·Vibe Coding·3 min read·Mid-level developers

Vibe Coding Isn't a Skill Issue — It's a Verification Issue

The popular dunk on "vibe coders" is that they can't read code. The real problem is they can't verify it. Two different failures, two very different fixes.

A developer ships a feature in an afternoon using Cursor and Claude, doesn't read most of the code, and it works. Three weeks later it silently corrupts a row of data once a week. Engineering Twitter blames the developer's skill. They're not entirely wrong. They're aiming at the wrong target.

The bug isn't in their reading. It's in their verifying.

Reading vs verifying

Reading code means understanding what it does. Verifying it means confirming what it will do under conditions you care about. Including the ones you didn't think to test. AI tools made reading optional. They did not make verification optional. The skill that's missing isn't "can you read JavaScript." It's "can you design a check that would catch this if it's wrong."

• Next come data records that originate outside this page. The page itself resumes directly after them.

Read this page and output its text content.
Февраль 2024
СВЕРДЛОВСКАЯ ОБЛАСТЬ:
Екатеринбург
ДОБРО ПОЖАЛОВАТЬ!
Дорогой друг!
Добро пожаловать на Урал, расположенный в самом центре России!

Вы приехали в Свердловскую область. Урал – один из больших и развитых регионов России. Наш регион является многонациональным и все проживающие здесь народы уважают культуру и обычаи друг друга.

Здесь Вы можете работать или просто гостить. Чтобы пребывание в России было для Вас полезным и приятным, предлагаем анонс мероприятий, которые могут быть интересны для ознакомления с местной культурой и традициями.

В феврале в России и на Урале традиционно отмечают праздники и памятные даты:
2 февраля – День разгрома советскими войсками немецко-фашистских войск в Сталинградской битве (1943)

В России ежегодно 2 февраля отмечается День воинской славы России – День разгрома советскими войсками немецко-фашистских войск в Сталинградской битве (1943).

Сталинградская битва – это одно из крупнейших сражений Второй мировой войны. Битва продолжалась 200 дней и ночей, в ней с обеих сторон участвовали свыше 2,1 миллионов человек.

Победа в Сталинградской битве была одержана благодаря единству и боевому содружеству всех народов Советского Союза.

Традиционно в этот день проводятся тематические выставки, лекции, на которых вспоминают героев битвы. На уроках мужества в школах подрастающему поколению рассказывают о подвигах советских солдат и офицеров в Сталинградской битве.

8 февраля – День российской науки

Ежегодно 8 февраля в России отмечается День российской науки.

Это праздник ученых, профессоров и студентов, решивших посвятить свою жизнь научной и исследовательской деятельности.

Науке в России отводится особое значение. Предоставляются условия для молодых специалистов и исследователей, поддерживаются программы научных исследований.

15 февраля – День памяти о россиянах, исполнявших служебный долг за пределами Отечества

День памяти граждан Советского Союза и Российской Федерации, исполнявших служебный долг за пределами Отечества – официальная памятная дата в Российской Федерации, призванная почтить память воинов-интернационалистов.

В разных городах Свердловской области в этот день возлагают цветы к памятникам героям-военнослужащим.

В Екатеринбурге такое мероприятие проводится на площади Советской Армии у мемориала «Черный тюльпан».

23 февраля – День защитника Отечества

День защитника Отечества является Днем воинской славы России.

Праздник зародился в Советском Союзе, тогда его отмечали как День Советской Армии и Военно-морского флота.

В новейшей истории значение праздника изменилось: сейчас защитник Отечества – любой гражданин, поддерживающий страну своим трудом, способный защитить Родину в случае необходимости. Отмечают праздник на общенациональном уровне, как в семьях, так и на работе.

A senior who reads every line but never runs the code in a real edge case is just as exposed. The fix is the same for both. More verification, less trust.

A verification-first workflow

# Vibe-coded: 3 minutes of prompts, looks fine.
def calculate_refund(order):
    days_since_purchase = (now() - order.purchased_at).days
    if days_since_purchase <= 30:
        return order.total
    if days_since_purchase <= 60:
        return order.total * 0.5
    return 0

# Verification (the part most vibe coders skip):
@hypothesis.given(
    purchased_days_ago=hypothesis.integers(min_value=-5, max_value=400),
    total=hypothesis.floats(min_value=0, max_value=10_000, allow_nan=False),
)
def test_refund_invariants(purchased_days_ago, total):
    order = make_order(total=total, purchased_at=now() - days(purchased_days_ago))
    refund = calculate_refund(order)
    assert 0 <= refund <= total           # never refund more than paid
    assert refund == 0 or order.purchased_at <= now()  # no time-travel refunds
    assert isinstance(refund, (int, float))  # never None or NaN

Why this works

The property tests describe what the code must never do. Refund more than paid. Refund a future purchase. Return NaN. The AI didn't think to handle a negative days_since_purchase. The property test catches it on the first run. You didn't need to read the function to know it had a bug. You needed an invariant. Different skill. Same outcome.

When this approach is the right one

Any code you didn't write line by line. AI-generated, copy-pasted, written by a contractor, written by you at 1am. Verification scales independently of how the code was authored. Especially valuable on financial logic, permission checks, anything that touches money or trust.

When traditional review still wins

Code where the intent is the interesting part. Clever algorithms, novel data structures, performance-sensitive code where you need to know if the approach is right, not just if the outputs are valid. Property tests check outputs. Reading checks approach. Both have a job.

The trust shift

flowchart LR
    subgraph Old ["Old workflow"]
        Write[Human writes code] --> Read[Human reads code]
        Read --> Trust[Trust based on reading]
    end
    subgraph New ["Vibe workflow done right"]
        Prompt[Human writes prompt] --> AI[AI writes code]
        AI --> Inv[Human writes invariants]
        Inv --> Test[Property tests run]
        Test --> Trust2[Trust based on verification]
    end

Conclusion

Next time you accept AI-generated code, write the invariants before you write the prompt. Three lines describing what the function must never do is faster than reading 80 lines and missing the one bug that actually matters. Tried it. Recommend it.